Just last year, electric vehicle (EV) sales jumped 70%, but this increased demand has hit a wall: supply shortages. For America and North Carolina to meet this growing demand, we will need a major overhaul of existing regulations that will make it easier to supply these green products.
Federal and state governments have been spending big dollars to build out the infrastructure for green products. The Biden administration is promising 500,000 new EV charging stations across the nation and tax credits for families with EVs. Gov. Roy Cooper has put mandates on manufacturers of trucks, vans, and buses to shift their production to EVs.
But the large checks being doled out by the government mean very little in a country that cannot build anything.
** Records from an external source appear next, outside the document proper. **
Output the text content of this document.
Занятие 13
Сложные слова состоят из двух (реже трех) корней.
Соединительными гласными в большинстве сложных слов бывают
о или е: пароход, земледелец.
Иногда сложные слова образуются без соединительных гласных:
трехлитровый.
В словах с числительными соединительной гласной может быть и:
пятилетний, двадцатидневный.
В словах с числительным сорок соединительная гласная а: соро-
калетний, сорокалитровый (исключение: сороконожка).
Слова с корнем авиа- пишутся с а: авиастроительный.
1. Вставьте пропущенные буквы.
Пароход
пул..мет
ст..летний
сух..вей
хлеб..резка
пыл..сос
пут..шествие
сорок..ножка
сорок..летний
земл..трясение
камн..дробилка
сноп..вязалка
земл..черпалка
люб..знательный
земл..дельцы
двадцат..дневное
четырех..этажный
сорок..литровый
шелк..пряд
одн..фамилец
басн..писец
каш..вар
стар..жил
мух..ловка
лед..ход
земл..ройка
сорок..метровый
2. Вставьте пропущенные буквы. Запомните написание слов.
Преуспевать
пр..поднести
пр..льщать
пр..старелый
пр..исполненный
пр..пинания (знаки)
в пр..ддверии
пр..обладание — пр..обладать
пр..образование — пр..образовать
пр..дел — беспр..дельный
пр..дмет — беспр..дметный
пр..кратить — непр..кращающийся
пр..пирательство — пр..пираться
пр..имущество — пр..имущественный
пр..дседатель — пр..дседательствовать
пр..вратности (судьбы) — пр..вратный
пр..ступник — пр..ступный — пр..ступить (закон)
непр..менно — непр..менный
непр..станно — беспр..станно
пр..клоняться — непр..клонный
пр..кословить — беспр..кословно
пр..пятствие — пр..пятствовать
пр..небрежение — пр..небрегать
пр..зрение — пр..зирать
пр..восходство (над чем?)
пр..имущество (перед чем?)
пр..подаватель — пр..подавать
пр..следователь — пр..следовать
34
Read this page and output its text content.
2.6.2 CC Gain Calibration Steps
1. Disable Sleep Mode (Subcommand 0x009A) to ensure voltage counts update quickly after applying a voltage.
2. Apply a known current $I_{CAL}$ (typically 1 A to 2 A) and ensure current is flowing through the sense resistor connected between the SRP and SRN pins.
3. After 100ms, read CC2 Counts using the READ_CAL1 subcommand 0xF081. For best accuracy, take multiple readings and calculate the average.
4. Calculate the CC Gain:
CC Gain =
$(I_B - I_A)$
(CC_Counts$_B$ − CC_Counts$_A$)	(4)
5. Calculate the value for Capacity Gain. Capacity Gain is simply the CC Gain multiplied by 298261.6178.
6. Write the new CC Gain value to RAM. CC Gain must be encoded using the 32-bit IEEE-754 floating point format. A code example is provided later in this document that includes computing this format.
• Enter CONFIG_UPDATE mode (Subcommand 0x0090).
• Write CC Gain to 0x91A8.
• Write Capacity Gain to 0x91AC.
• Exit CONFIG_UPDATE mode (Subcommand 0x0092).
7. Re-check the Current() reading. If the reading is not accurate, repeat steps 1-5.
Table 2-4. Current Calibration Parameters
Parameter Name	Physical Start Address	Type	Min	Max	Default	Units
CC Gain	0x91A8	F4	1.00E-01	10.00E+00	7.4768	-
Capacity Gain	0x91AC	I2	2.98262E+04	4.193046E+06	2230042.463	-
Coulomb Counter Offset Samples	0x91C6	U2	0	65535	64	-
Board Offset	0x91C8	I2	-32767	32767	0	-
Instead, we must clear the way for the private sector to meet consumer demands by updating permitting requirements at the federal, state, and local levels.
Right now, clean energy innovators, new electric-grid transmission lines, new lithium mines, and clean energy production are all being stalled by a complex web of state, federal, and local regulations. New energy projects are subject to the National Environmental Protection Act (NEPA), a burdensome regulation holding back thousands of new energy projects, 42% of which are renewables.
Last summer, U.S. Sen. Joe Manchin of West Virginia attempted to strike a deal that would reform America’s permitting requirements for new energy projects. These reforms would make producing abundant clean energy possible. Unfortunately, his repeated attempts to implement these reforms have failed due to Democrat backlash. Despite having the Biden administration superficial support, little progress has been made.
Green companies face serious obstacles at the state and local levels too. North Carolina has become a key player on these issues. Piedmont Lithium’s proposed lithium mine in Gaston County would make the U.S. competitive with China in lithium mining and make it easier for electric vehicle producers to build here at home. The project is incredibly promising, including interest from the EV giant, Tesla.
Despite its promise, the project has faced an uphill battle from state regulators. The project is being stalled by a concoction of local zoning regulations, environmental impact study requirements, and state air and water permitting requirements. At this rate, they are not expected to go live until 2026, but EV adoption has already been rapidly increasing. We need these mines now, not at an indefinite time in the future.
Other EV projects are on the horizon for N.C., including a new EV battery plant from Toyota and the VinFast EV plant. These development projects are envelope pushing, running on renewables and bringing cutting-edge technology to N.C. If N.C. can successfully attract and build these plants, it would place our state at the forefront of climate-change solutions. This can only be accomplished by making it easier for innovators like VinFast to build new factories, which will require an overhaul of our burdensome regulatory state.
As EVs become more popular, we need a market environment that can nimbly respond to consumer demands. The complex web of environmental impact studies, permitting requirements, and zoning rules are a serious hindrance to actually addressing these needs. North Carolina could stand out among states by making it easier to build clean-energy projects here at home, bucking the national and state-level trends of heavy handed government regulation.